Malgré les inquiétudes suscitées par ces infections, l’OMS considère que le risque pour la santé publique reste « faible », bien que l’incident soit qualifié de « grave ». L’organisation a expliqué que ses priorités consistaient désormais à assurer la prise en charge des patients infectés, garantir la sécurité des passagers toujours à bord du navire « dans le respect de leur dignité » et empêcher toute propagation supplémentaire du virus.

Les hantavirus sont un groupe de virus transmis par les rongeurs pouvant provoquer des maladies graves chez l’être humain. L’infection survient généralement après un contact avec des rongeurs infectés ou avec leur urine, leurs excréments ou leur salive. La souche identifiée dans cette flambée est celle des Andes, présente en Amérique du Sud et considérée comme la seule souche connue capable d’une transmission limitée entre humains.

« Lors des précédentes épidémies du virus des Andes, la transmission interhumaine a été associée à des contacts étroits et prolongés, en particulier entre les membres d’un même foyer, des partenaires intimes et le personnel soignant. Cela semble être le cas dans la situation actuelle », a indiqué le Dr Tedros.
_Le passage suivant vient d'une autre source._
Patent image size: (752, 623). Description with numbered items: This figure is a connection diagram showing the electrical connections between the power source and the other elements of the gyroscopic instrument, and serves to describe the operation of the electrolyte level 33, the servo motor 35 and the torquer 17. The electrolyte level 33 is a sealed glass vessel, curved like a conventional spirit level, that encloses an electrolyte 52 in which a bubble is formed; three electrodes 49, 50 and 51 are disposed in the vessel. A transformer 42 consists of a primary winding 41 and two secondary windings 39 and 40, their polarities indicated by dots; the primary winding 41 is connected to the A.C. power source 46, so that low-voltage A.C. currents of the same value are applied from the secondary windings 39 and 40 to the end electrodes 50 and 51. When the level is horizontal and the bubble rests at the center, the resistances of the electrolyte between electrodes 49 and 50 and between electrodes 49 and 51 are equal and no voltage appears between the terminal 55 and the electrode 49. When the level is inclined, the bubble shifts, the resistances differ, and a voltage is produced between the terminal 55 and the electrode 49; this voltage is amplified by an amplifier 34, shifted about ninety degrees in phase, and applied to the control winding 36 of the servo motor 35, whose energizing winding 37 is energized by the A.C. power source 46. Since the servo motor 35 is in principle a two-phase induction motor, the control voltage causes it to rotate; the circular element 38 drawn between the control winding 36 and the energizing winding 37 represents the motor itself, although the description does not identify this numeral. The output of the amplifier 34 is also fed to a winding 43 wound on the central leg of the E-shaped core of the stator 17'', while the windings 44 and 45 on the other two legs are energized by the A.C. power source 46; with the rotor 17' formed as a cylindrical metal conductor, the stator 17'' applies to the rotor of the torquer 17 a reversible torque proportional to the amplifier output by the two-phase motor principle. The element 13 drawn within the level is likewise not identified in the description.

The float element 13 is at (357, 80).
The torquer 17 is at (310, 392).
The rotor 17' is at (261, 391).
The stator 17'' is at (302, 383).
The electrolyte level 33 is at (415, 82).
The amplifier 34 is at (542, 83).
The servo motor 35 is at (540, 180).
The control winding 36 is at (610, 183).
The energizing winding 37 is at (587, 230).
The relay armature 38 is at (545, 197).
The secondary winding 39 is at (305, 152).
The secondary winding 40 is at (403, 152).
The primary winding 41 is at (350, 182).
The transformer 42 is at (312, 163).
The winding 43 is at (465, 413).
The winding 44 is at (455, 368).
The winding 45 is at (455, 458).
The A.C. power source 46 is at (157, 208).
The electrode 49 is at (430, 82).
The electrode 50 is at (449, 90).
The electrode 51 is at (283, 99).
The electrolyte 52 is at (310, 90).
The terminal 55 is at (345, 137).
Interrogée sur une éventuelle comparaison avec les débuts de la pandémie de Covid-19, l’OMS a rejeté tout parallèle. Maria Van Kerkhove, Directrice par intérim chargée de la prévention et de la préparation aux épidémies et pandémies, a affirmé : « Ce n’est pas la Covid, ce n’est pas la grippe, la transmission se fait de manière très différente ».

« Je tiens à être très claire sur ce point. Il ne s’agit pas du SARS-CoV-2. Ce n’est pas le début d’une pandémie de Covid. Il s’agit d’une flambée épidémique qui se produit sur un navire », a-t-elle ajouté, soulignant que le virus se transmet principalement par « contact étroit et intime ».

Le Directeur des opérations d’alerte et des urgences sanitaires de l’OMS, Abdi Rahman Mahamud, a comparé la situation actuelle à une épidémie survenue en Argentine entre 2018 et 2019, lorsqu’une personne symptomatique avait contaminé plusieurs individus dans un espace confiné. Il a toutefois rappelé que cette flambée n’avait provoqué que 34 cas.

Selon lui, l’application rigoureuse des mesures de santé publique, notamment la recherche des contacts, l’isolement des personnes exposées et la coopération internationale, pourrait permettre d’interrompre la chaîne de transmission. « Nous pensons que cette flambée restera limitée si les mesures de santé publique sont appliquées et si tous les pays font preuve de solidarité », a-t-il déclaré.

L’OMS a indiqué que les enquêtes sur l’origine et l’évolution de l’épidémie se poursuivaient à Genève. Les premiers éléments montrent que les deux premiers cas confirmés « ont voyagé en Argentine, au Chili et en Uruguay dans le cadre d’un voyage d’observation des oiseaux qui comprenait des visites dans des lieux où vivaient des espèces de rats connues pour être porteuses du virus ».

L’organisation collabore actuellement avec les autorités argentines afin de retracer les déplacements du couple concerné. Le Dr Tedros a également indiqué avoir échangé avec le capitaine du paquebot, qui lui a assuré que le moral des passagers s’était « considérablement » amélioré depuis la reprise de la navigation.

Parallèlement, l’OMS a annoncé avoir « informé » les douze pays concernés par les 29 passagers ayant quitté le navire lors d’une escale effectuée le 24 avril sur l’île britannique de Sainte-Hélène. Les pays concernés sont le Canada, le Danemark, l’Allemagne, les Pays-Bas, la Nouvelle-Zélande, Saint-Kitts-et-Nevis, Singapour, la Suède, la Suisse, la Turquie, le Royaume-Uni et les États-Unis.

L’OMS a également indiqué que l’Argentine envoyait des kits de dépistage afin de renforcer les capacités de diagnostic. « Nous avons (…) organisé l’envoi de 2.500 kits de diagnostic depuis l’Argentine vers les laboratoires de cinq pays », a précisé le Dr Tedros.

L’agence onusienne a enfin affirmé vouloir poursuivre sa collaboration avec les gouvernements et les partenaires concernés « pour prodiguer des soins aux personnes touchées, protéger la sécurité et la dignité des passagers et empêcher la propagation du virus ».